Budget-size is probably not what's at work, here. It's just a clue pointing to the real driver: understanding.

Consider this: A small organization on a shoestring budget that makes good decisions about sustainable practices only does so because its membership understands they can't really afford to make bad decisions. If proper software design wasn't perceived as something that was going to pay off, an organization wouldn't do it.

For every one of those small teams with healthy technical practices, there are probably dozens we never hear of because they are crushed under the weight of their own poor choices.

Why did they make those poor choices? Do people intentionally undermine their ability to succeed knowing full well that's what they're doing? Not usually. Again, those small organizations that winked out of existence too fast for anyone to notice were undone by their lack of understanding.

Now let's look at the big organizations. They go months or years before the crisis hits them and then sunk costs often make them drag on for a lot longer after that.

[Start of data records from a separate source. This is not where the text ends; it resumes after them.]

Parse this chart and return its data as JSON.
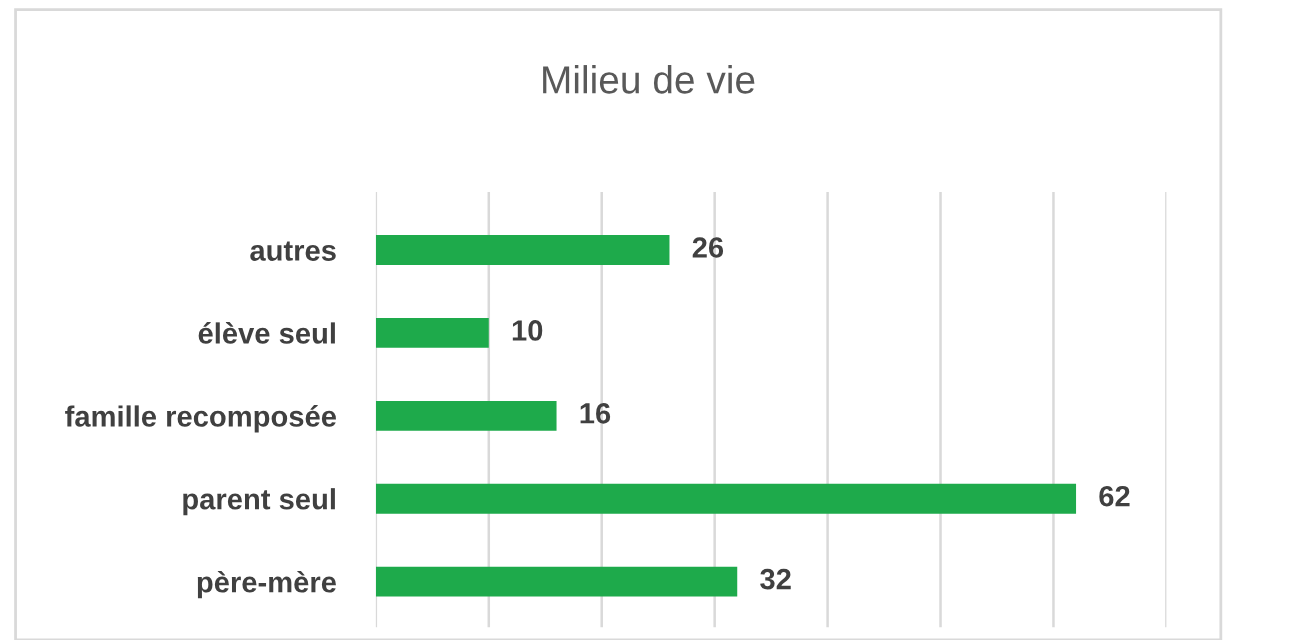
{
  "chart_data": {
    "type": "bar",
    "orientation": "horizontal",
    "title": "Milieu de vie",
    "categories": [
      "autres",
      "élève seul",
      "famille recomposée",
      "parent seul",
      "père-mère"
    ],
    "values": [
      26,
      10,
      16,
      62,
      32
    ],
    "color": "#1eaa4b",
    "xlim": [
      0,
      70
    ],
    "xticks": [
      {
        "value": 0,
        "label": null
      },
      {
        "value": 10,
        "label": null
      },
      {
        "value": 20,
        "label": null
      },
      {
        "value": 30,
        "label": null
      },
      {
        "value": 40,
        "label": null
      },
      {
        "value": 50,
        "label": null
      },
      {
        "value": 60,
        "label": null
      },
      {
        "value": 70,
        "label": null
      }
    ],
    "grid": "x",
    "data_labels": true
  }
}
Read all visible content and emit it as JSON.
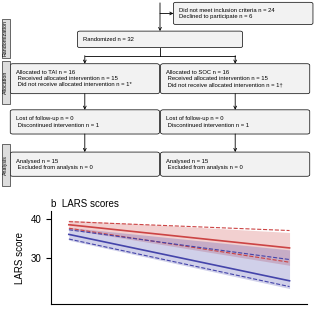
{
  "chart_data": [
    {
      "type": "flowchart",
      "boxes": [
        "Did not meet inclusion criteria n = 24\nDeclined to participate n = 6",
        "Randomized n = 32",
        "Allocated to TAI n = 16\n Received allocated intervention n = 15\n Did not receive allocated intervention n = 1*",
        "Allocated to SOC n = 16\n Received allocated intervention n = 15\n Did not receive allocated intervention n = 1†",
        "Lost of follow-up n = 0\n Discontinued intervention n = 1",
        "Lost of follow-up n = 0\n Discontinued intervention n = 1",
        "Analysed n = 15\n Excluded from analysis n = 0",
        "Analysed n = 15\n Excluded from analysis n = 0"
      ],
      "side_labels": [
        "Randomization",
        "Allocation",
        "Analysis"
      ]
    },
    {
      "type": "line",
      "title": "b  LARS scores",
      "y_label": "LARS score",
      "categories": [
        null,
        null
      ],
      "series": [
        {
          "color": "#cc4444",
          "line_style": "solid",
          "values": [
            38.5,
            32.5
          ],
          "lower": [
            37.3,
            28.0
          ],
          "upper": [
            39.7,
            36.5
          ]
        },
        {
          "color": "#cc4444",
          "line_style": "dashed",
          "values": [
            39.3,
            37.0
          ]
        },
        {
          "color": "#cc4444",
          "line_style": "dashed",
          "values": [
            37.6,
            28.8
          ]
        },
        {
          "color": "#4444aa",
          "line_style": "solid",
          "values": [
            36.0,
            24.0
          ],
          "lower": [
            34.5,
            22.0
          ],
          "upper": [
            37.8,
            32.0
          ]
        },
        {
          "color": "#4444aa",
          "line_style": "dashed",
          "values": [
            37.2,
            29.5
          ]
        },
        {
          "color": "#4444aa",
          "line_style": "dashed",
          "values": [
            34.8,
            22.5
          ]
        }
      ],
      "ylim": [
        18,
        42
      ],
      "yticks": [
        30,
        40
      ],
      "tick_labels": "y"
    }
  ]
}
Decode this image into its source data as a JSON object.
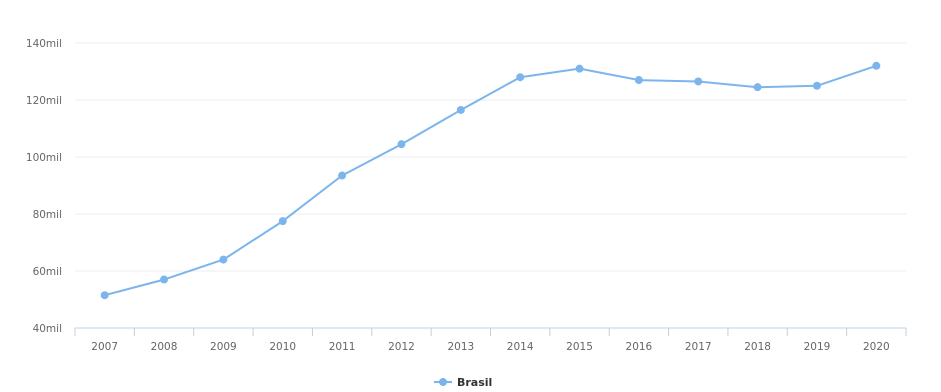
{
  "chart_data": {
    "type": "line",
    "title": "",
    "xlabel": "",
    "ylabel": "",
    "categories": [
      "2007",
      "2008",
      "2009",
      "2010",
      "2011",
      "2012",
      "2013",
      "2014",
      "2015",
      "2016",
      "2017",
      "2018",
      "2019",
      "2020"
    ],
    "series": [
      {
        "name": "Brasil",
        "color": "#7cb5ec",
        "values": [
          51.5,
          57,
          64,
          77.5,
          93.5,
          104.5,
          116.5,
          128,
          131,
          127,
          126.5,
          124.5,
          125,
          132
        ]
      }
    ],
    "ylim": [
      40,
      140
    ],
    "yticks": [
      40,
      60,
      80,
      100,
      120,
      140
    ],
    "ytick_labels": [
      "40mil",
      "60mil",
      "80mil",
      "100mil",
      "120mil",
      "140mil"
    ],
    "grid": true,
    "legend": "bottom-center"
  }
}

Are there really people sitting around in the leadership of those companies, greedily rubbing their hands together and muttering "This project is going to be toast in three to five years! Heh, heh, heh."

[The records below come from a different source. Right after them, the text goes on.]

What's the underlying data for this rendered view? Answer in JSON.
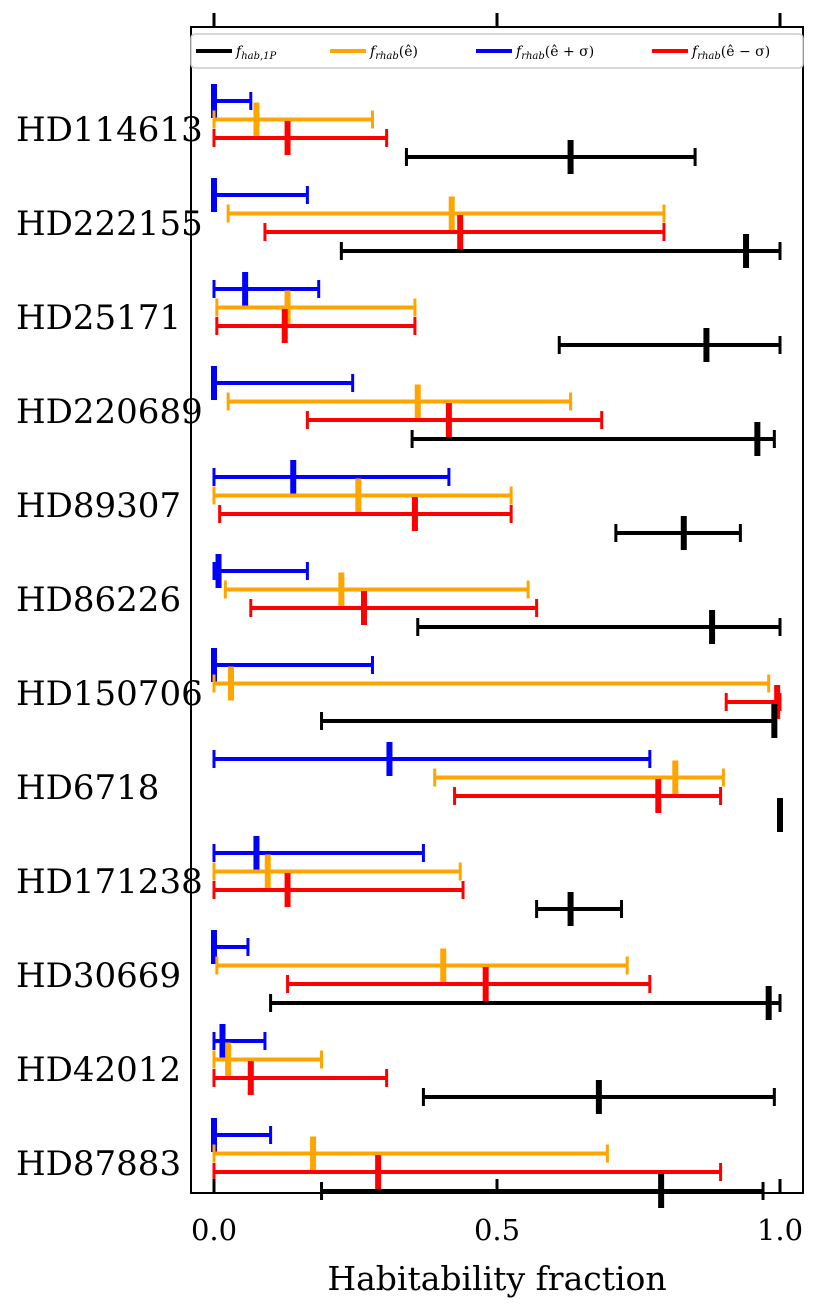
{
  "chart_data": {
    "type": "errorbar",
    "title": "",
    "xlabel": "Habitability fraction",
    "ylabel": "",
    "xlim": [
      -0.04,
      1.04
    ],
    "xticks": [
      "0.0",
      "0.5",
      "1.0"
    ],
    "xtick_values": [
      0,
      0.5,
      1.0
    ],
    "legend_position": "top",
    "series": [
      {
        "name": "f_{hab,1P}",
        "label_main": "f",
        "label_sub": "hab,1P",
        "label_arg": "",
        "color": "#000000"
      },
      {
        "name": "f_{rhab}(ê)",
        "label_main": "f",
        "label_sub": "rhab",
        "label_arg": "(ê)",
        "color": "#ffa500"
      },
      {
        "name": "f_{rhab}(ê+σ)",
        "label_main": "f",
        "label_sub": "rhab",
        "label_arg": "(ê + σ)",
        "color": "#0000ff"
      },
      {
        "name": "f_{rhab}(ê−σ)",
        "label_main": "f",
        "label_sub": "rhab",
        "label_arg": "(ê − σ)",
        "color": "#ff0000"
      }
    ],
    "categories": [
      {
        "name": "HD114613",
        "blue": {
          "value": 0.0,
          "low": 0.0,
          "high": 0.065
        },
        "orange": {
          "value": 0.075,
          "low": 0.0,
          "high": 0.28
        },
        "red": {
          "value": 0.13,
          "low": 0.0,
          "high": 0.305
        },
        "black": {
          "value": 0.63,
          "low": 0.34,
          "high": 0.85
        }
      },
      {
        "name": "HD222155",
        "blue": {
          "value": 0.0,
          "low": 0.0,
          "high": 0.165
        },
        "orange": {
          "value": 0.42,
          "low": 0.025,
          "high": 0.795
        },
        "red": {
          "value": 0.435,
          "low": 0.09,
          "high": 0.795
        },
        "black": {
          "value": 0.94,
          "low": 0.225,
          "high": 1.0
        }
      },
      {
        "name": "HD25171",
        "blue": {
          "value": 0.055,
          "low": 0.0,
          "high": 0.185
        },
        "orange": {
          "value": 0.13,
          "low": 0.005,
          "high": 0.355
        },
        "red": {
          "value": 0.125,
          "low": 0.005,
          "high": 0.355
        },
        "black": {
          "value": 0.87,
          "low": 0.61,
          "high": 1.0
        }
      },
      {
        "name": "HD220689",
        "blue": {
          "value": 0.0,
          "low": 0.0,
          "high": 0.245
        },
        "orange": {
          "value": 0.36,
          "low": 0.025,
          "high": 0.63
        },
        "red": {
          "value": 0.415,
          "low": 0.165,
          "high": 0.685
        },
        "black": {
          "value": 0.96,
          "low": 0.35,
          "high": 0.99
        }
      },
      {
        "name": "HD89307",
        "blue": {
          "value": 0.14,
          "low": 0.0,
          "high": 0.415
        },
        "orange": {
          "value": 0.255,
          "low": 0.0,
          "high": 0.525
        },
        "red": {
          "value": 0.355,
          "low": 0.01,
          "high": 0.525
        },
        "black": {
          "value": 0.83,
          "low": 0.71,
          "high": 0.93
        }
      },
      {
        "name": "HD86226",
        "blue": {
          "value": 0.008,
          "low": 0.0,
          "high": 0.165
        },
        "orange": {
          "value": 0.225,
          "low": 0.02,
          "high": 0.555
        },
        "red": {
          "value": 0.265,
          "low": 0.065,
          "high": 0.57
        },
        "black": {
          "value": 0.88,
          "low": 0.36,
          "high": 1.0
        }
      },
      {
        "name": "HD150706",
        "blue": {
          "value": 0.0,
          "low": 0.0,
          "high": 0.28
        },
        "orange": {
          "value": 0.03,
          "low": 0.0,
          "high": 0.98
        },
        "red": {
          "value": 0.995,
          "low": 0.905,
          "high": 1.0
        },
        "black": {
          "value": 0.99,
          "low": 0.19,
          "high": 0.99
        }
      },
      {
        "name": "HD6718",
        "blue": {
          "value": 0.31,
          "low": 0.0,
          "high": 0.77
        },
        "orange": {
          "value": 0.815,
          "low": 0.39,
          "high": 0.9
        },
        "red": {
          "value": 0.785,
          "low": 0.425,
          "high": 0.895
        },
        "black": {
          "value": 1.0,
          "low": 1.0,
          "high": 1.0
        }
      },
      {
        "name": "HD171238",
        "blue": {
          "value": 0.075,
          "low": 0.0,
          "high": 0.37
        },
        "orange": {
          "value": 0.095,
          "low": 0.0,
          "high": 0.435
        },
        "red": {
          "value": 0.13,
          "low": 0.0,
          "high": 0.44
        },
        "black": {
          "value": 0.63,
          "low": 0.57,
          "high": 0.72
        }
      },
      {
        "name": "HD30669",
        "blue": {
          "value": 0.0,
          "low": 0.0,
          "high": 0.06
        },
        "orange": {
          "value": 0.405,
          "low": 0.005,
          "high": 0.73
        },
        "red": {
          "value": 0.48,
          "low": 0.13,
          "high": 0.77
        },
        "black": {
          "value": 0.98,
          "low": 0.1,
          "high": 1.0
        }
      },
      {
        "name": "HD42012",
        "blue": {
          "value": 0.015,
          "low": 0.0,
          "high": 0.09
        },
        "orange": {
          "value": 0.025,
          "low": 0.0,
          "high": 0.19
        },
        "red": {
          "value": 0.065,
          "low": 0.0,
          "high": 0.305
        },
        "black": {
          "value": 0.68,
          "low": 0.37,
          "high": 0.99
        }
      },
      {
        "name": "HD87883",
        "blue": {
          "value": 0.0,
          "low": 0.0,
          "high": 0.1
        },
        "orange": {
          "value": 0.175,
          "low": 0.0,
          "high": 0.695
        },
        "red": {
          "value": 0.29,
          "low": 0.0,
          "high": 0.895
        },
        "black": {
          "value": 0.79,
          "low": 0.19,
          "high": 0.97
        }
      }
    ]
  }
}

Well. Maybe that happens every once in a while.

Most of the time, though, it's probably just that the decision-makers simply didn't understand the long-term ramifications of the decisions they are making.* They don't understand that what they are doing is going to create a debt that cannot possibly be paid when no more forbearances can be obtained.

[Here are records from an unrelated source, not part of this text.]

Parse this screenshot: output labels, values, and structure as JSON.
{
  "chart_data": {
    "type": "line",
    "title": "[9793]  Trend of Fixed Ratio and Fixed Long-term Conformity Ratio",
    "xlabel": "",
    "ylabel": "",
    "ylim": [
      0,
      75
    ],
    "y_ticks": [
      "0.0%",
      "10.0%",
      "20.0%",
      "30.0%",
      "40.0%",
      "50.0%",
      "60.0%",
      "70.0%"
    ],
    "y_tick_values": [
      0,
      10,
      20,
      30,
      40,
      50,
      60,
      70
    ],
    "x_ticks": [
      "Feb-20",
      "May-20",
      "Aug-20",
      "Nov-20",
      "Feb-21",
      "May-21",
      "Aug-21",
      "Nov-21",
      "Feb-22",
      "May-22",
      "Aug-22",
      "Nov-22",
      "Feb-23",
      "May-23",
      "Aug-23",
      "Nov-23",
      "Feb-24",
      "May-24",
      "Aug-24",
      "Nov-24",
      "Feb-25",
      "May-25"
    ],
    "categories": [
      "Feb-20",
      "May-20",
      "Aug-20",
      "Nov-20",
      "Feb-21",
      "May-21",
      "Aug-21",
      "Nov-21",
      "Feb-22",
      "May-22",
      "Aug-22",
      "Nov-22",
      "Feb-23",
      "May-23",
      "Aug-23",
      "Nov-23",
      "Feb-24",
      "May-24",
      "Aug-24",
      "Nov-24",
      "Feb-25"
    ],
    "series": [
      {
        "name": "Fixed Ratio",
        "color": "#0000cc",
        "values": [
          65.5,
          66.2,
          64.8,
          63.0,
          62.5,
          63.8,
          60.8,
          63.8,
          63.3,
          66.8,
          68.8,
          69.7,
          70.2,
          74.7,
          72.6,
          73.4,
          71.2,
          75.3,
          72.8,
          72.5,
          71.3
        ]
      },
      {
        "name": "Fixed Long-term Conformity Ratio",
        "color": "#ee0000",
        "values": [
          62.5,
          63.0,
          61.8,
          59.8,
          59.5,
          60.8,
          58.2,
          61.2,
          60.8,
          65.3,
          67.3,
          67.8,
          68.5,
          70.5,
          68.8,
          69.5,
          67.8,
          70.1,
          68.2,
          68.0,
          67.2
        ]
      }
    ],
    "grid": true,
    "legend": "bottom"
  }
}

Furthermore, you will occasionally find very large firms that really do all the things they are supposed to do - keep the test suites comprehensive and meaningful, regularly reconcile design with requirements, properly manage handoffs, continuously improve their processes, et cetera. From what I can tell, it seems like this is often a result of a handful of higher-up leaders who have a deep understanding of what works in software development.

So all four of the main cases seem, to me, to be dependent on understanding that there is a problem. Large budgets just muddy the waters for decision-makers who don't already have a deep enough understanding of how software development works.

To fix the problem, leaders need to know that pressuring developers to defer writing tests or refactoring to a proper design (among other things) will be the seeds of their undoing.

Why don't they know that, already?

I think that question brings us to a real candidate for a root cause.

So many organizations - especially large organizations - claim to be "data-driven". They need numbers to make their decisions. Not only do they need numbers, but they need numbers fast. It seems like a lot of leaders want to see the results of making a change in weeks or months.

Therein lies the problem.

For large organizations, the consequences of poor technical practices take months or years to produce intolerable conditions. Why should damage that took years to manifest be reversible in a matter of weeks or months? It's not possible.

So long as the way we measure progress, success, failure, and improvement in software development is tied to such incredibly short windows in time, those metrics will always undermine our long-term success. Those metrics will always create the impression that the less-expensive decision is actually the more expensive one and that you can squeeze a little more work out of a software development team by demolishing the very foundations of its developers' productivity.

Not all data are created equal. Data-driven is a fine way to live so long as the data doing the driving are meaningful.

We need better metrics in software development or, at the very least, we need to abolish the use of the counterproductive ones.